Lesson #4: Counter self-criticism with self-care
What story are you telling yourself about yourself? The way that you perceive yourself and your value is likely to have a direct impact on your emotional well-being. If you’re continuously putting yourself down, for example, you may have a wholly negative view of your worth. One helpful tool is to notice the thought as it happens.
“Catch yourself when you’re having that critical moment. Because you may not always become aware of it, as it's not your conscious mind,” says Pinkney. “When there's a feeling there’s a thought, and when there's a thought there's a feeling. There's a cycle there and awareness that can often take some of that sting out of it.”
With any luck, simply acknowledging the self-criticism will make it easier to combat. However, when that doesn’t do the trick, Pinkney suggests using self-care to rewrite your inner narrative.
“You could repeat self compassionate phrases,” he says. “It doesn't have to be something that you don't believe, such as ‘You deserve the best in the world’. A lot of people might say that's too far-fetched. Instead, try something that you believe has some truth to it. So, the best one I've seen is probably ‘You are good enough’.”

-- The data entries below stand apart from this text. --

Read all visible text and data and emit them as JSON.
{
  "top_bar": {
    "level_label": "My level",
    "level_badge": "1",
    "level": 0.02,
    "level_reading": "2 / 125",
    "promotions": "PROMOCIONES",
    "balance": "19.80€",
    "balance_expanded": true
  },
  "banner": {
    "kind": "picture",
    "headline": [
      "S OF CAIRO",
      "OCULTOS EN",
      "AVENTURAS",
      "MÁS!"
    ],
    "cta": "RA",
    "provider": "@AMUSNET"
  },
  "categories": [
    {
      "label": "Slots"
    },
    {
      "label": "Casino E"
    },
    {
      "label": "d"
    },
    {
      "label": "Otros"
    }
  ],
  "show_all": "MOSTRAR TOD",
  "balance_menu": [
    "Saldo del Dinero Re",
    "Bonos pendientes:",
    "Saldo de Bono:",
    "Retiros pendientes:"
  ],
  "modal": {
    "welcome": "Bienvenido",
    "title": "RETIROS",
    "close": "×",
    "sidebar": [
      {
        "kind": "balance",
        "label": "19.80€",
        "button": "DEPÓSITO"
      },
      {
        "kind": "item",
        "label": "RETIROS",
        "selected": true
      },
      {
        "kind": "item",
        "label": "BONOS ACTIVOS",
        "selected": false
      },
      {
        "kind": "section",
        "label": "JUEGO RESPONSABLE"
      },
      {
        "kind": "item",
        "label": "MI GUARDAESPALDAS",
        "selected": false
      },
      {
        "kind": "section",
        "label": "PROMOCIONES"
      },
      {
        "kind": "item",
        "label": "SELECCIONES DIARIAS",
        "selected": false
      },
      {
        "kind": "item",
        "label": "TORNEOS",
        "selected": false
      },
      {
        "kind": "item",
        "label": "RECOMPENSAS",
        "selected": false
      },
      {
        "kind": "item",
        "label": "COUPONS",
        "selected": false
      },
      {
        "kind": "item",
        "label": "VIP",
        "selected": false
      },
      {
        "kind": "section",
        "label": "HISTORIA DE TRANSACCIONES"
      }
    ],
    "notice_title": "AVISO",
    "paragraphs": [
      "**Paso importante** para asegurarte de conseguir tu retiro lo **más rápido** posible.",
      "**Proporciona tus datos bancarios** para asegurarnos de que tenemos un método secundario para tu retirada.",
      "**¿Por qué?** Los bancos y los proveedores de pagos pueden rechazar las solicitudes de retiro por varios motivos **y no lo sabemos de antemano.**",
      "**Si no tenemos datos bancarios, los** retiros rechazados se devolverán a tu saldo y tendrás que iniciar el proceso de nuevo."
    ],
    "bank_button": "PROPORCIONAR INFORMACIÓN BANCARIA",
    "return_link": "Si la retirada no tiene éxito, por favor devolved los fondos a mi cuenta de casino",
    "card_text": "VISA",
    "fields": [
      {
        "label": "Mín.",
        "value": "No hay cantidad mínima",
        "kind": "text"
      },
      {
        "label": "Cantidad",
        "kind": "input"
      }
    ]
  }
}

As we slowly return to normal life, CBT can help people with a variety of difficulties and there are plenty of ways to access it. “You might be someone who struggles to engage with anyone, so you can do it by yourself—self-help,” says Pinkney. “You can do it with a therapist. You can do it in a group. You can do it lecture-style with 100 people plus. You can do it online. For me, it's about finding what your learning style is.”
While this is a troubling period for the best of us, Pinkney has a couple of final thoughts. “If there are two things I want people to take away, it’s these: 1) Be kind to yourself, and 2) You are not alone—there is help out there.”